何故か並走しだした仁王を窺い見れば、間髪入れずに目で返事をされる。
「……平部員くらいには見える?」
「見えん」
「…ですよね」
喋れるだけ、まだ余裕があるってことなのか。というよりあたしがあれこれ工作してる間もずっと走ってたはずの仁王が何でこんな余裕なんだろ…。恐るべし運動部。
「悪いけど、100周はさすがに無理って、自分でも分かってるから」
「さすが茜ちゃん。堅実じゃ」
「嫌味?」
「いや?」
唇の端だけをくっと持ち上げ笑った仁王は、それ以上何を言うことも無く少し先を走り始めた。

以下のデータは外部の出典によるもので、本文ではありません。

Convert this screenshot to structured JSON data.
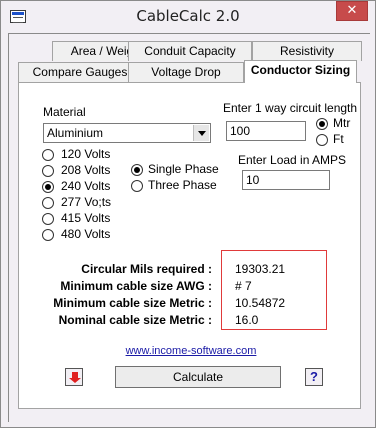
{
  "window": {
    "title": "CableCalc 2.0",
    "close_label": "✕"
  },
  "tabs": {
    "row1": [
      "Area / Weight",
      "Conduit Capacity",
      "Resistivity"
    ],
    "row2": [
      "Compare Gauges",
      "Voltage Drop",
      "Conductor Sizing"
    ],
    "active": "Conductor Sizing"
  },
  "material": {
    "label": "Material",
    "selected": "Aluminium"
  },
  "voltages": {
    "options": [
      "120 Volts",
      "208 Volts",
      "240 Volts",
      "277 Vo;ts",
      "415 Volts",
      "480 Volts"
    ],
    "selected": "240 Volts"
  },
  "phase": {
    "options": [
      "Single Phase",
      "Three Phase"
    ],
    "selected": "Single Phase"
  },
  "length": {
    "label": "Enter 1 way circuit length",
    "value": "100",
    "units": [
      "Mtr",
      "Ft"
    ],
    "selected_unit": "Mtr"
  },
  "load": {
    "label": "Enter Load in AMPS",
    "value": "10"
  },
  "results": [
    {
      "label": "Circular Mils required :",
      "value": "19303.21"
    },
    {
      "label": "Minimum cable size AWG :",
      "value": "# 7"
    },
    {
      "label": "Minimum cable size Metric :",
      "value": "10.54872"
    },
    {
      "label": "Nominal cable size Metric :",
      "value": "16.0"
    }
  ],
  "link_text": "www.income-software.com",
  "calculate_label": "Calculate",
  "help_label": "?",
  "icons": {
    "app": "cable-app-icon",
    "download": "red-down-arrow-icon",
    "help": "help-icon"
  },
  "colors": {
    "highlight_box": "#e03a3a",
    "link": "#1a1aa6"
  }
}
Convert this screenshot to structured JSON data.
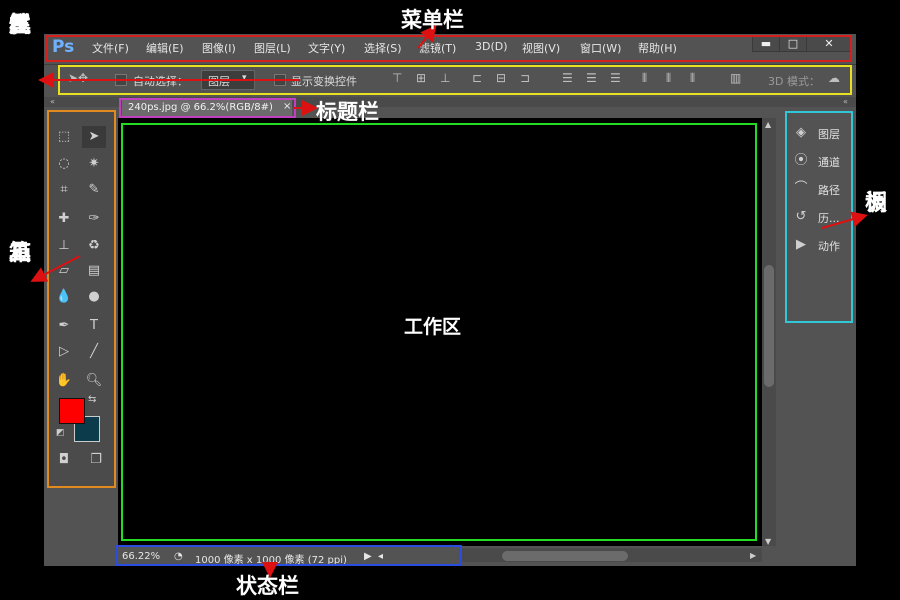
{
  "annotations": {
    "menubar": "菜单栏",
    "options_bar_chars": [
      "工",
      "具",
      "属",
      "性",
      "栏"
    ],
    "title_bar": "标题栏",
    "toolbox_chars": [
      "工",
      "具",
      "箱"
    ],
    "work_area": "工作区",
    "panel_chars": [
      "调",
      "板"
    ],
    "status_bar": "状态栏"
  },
  "app": {
    "logo": "Ps"
  },
  "menu": {
    "items": [
      "文件(F)",
      "编辑(E)",
      "图像(I)",
      "图层(L)",
      "文字(Y)",
      "选择(S)",
      "滤镜(T)",
      "3D(D)",
      "视图(V)",
      "窗口(W)",
      "帮助(H)"
    ],
    "minimize": "▬",
    "maximize": "□",
    "close": "✕"
  },
  "options_bar": {
    "auto_select_label": "自动选择：",
    "auto_select_value": "图层",
    "show_transform_label": "显示变换控件",
    "mode_3d_label": "3D 模式："
  },
  "document": {
    "tab_title": "240ps.jpg @ 66.2%(RGB/8#)",
    "close": "×"
  },
  "panels": [
    {
      "label": "图层",
      "icon": "layers-icon"
    },
    {
      "label": "通道",
      "icon": "channels-icon"
    },
    {
      "label": "路径",
      "icon": "paths-icon"
    },
    {
      "label": "历...",
      "icon": "history-icon"
    },
    {
      "label": "动作",
      "icon": "actions-icon"
    }
  ],
  "status": {
    "zoom": "66.22%",
    "doc_info": "1000 像素 x 1000 像素 (72 ppi)"
  },
  "colors": {
    "foreground": "#ff0000",
    "background": "#0c3b4c",
    "menubar_box": "#d62020",
    "options_box": "#e8e020",
    "title_box": "#c040c0",
    "toolbox_box": "#e08a20",
    "workarea_box": "#22dd22",
    "panel_box": "#30c8d8",
    "status_box": "#2a4ce0",
    "arrow": "#dd1111"
  }
}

一定のリズムを刻む音。靴底が乾いた真砂土を蹴る音と、早くも限界が見えて来たかのような自分の呼吸。色んな運動部の掛け声やらは聞こえているけれど、どれもがやけに遠く感じられる。
しかもどんどん周回遅れは重なって、もう数も分からなくなった。
根性ないなぁ、あたし…。
ゼェゼェと、吸っているのに肺が空気を取り込めてる気がしない。
やってもこれだけ情けないんじゃ、何もしないで帰る方がよっぽど…。
元々亀のようだった速度がさらに落ちる。
もう…無理かも。
足が止まりそうになったその時、ばしんと背中が音を立てた。
「いッ…!?」
走った痛みに、いつの間にか地面ばかり見ていた目を上向ければ、切原が素知らぬ顔をして追い抜いて行く。ちょっとだけ振り返り、べ、と舌を出すのを驚きと共に見つめた。
今度は頭に衝撃を受けて、振り返れば丸井だった。ちら、と視線を寄越して追い越し様に先を走る仁王に声をかけていく。
「とろとろ走ってんなよ仁王」
「これが一番いいペースじゃ」
「嘘つけ」
それからも次々に、抜かれてはいくけど。
「あと少しですよ」と柳生。「無理するなよ?」なんてジャッカル君も苦笑して。
ぎゅ、と唇を噛んで帽子を深く被り直した。
…なにそれ。皆だって息切らしててしんどくないワケないのに。
ちょっと…。いや、だいぶ…。かっこよく見えちゃって悔しいんですけど……。
「よっ、しゃあ!ラスト一周っ!」
丸井が腕を振り上げて叫んでて、もう足は重いし上がらないし、なんなら感覚もなんかおかしいし、余裕なんかまったく無くって。死にそうだったのに。地面を蹴りつける足に、ほんの少しだけ力が戻る。
ラスト一周。なんて素敵な響きなんだろ。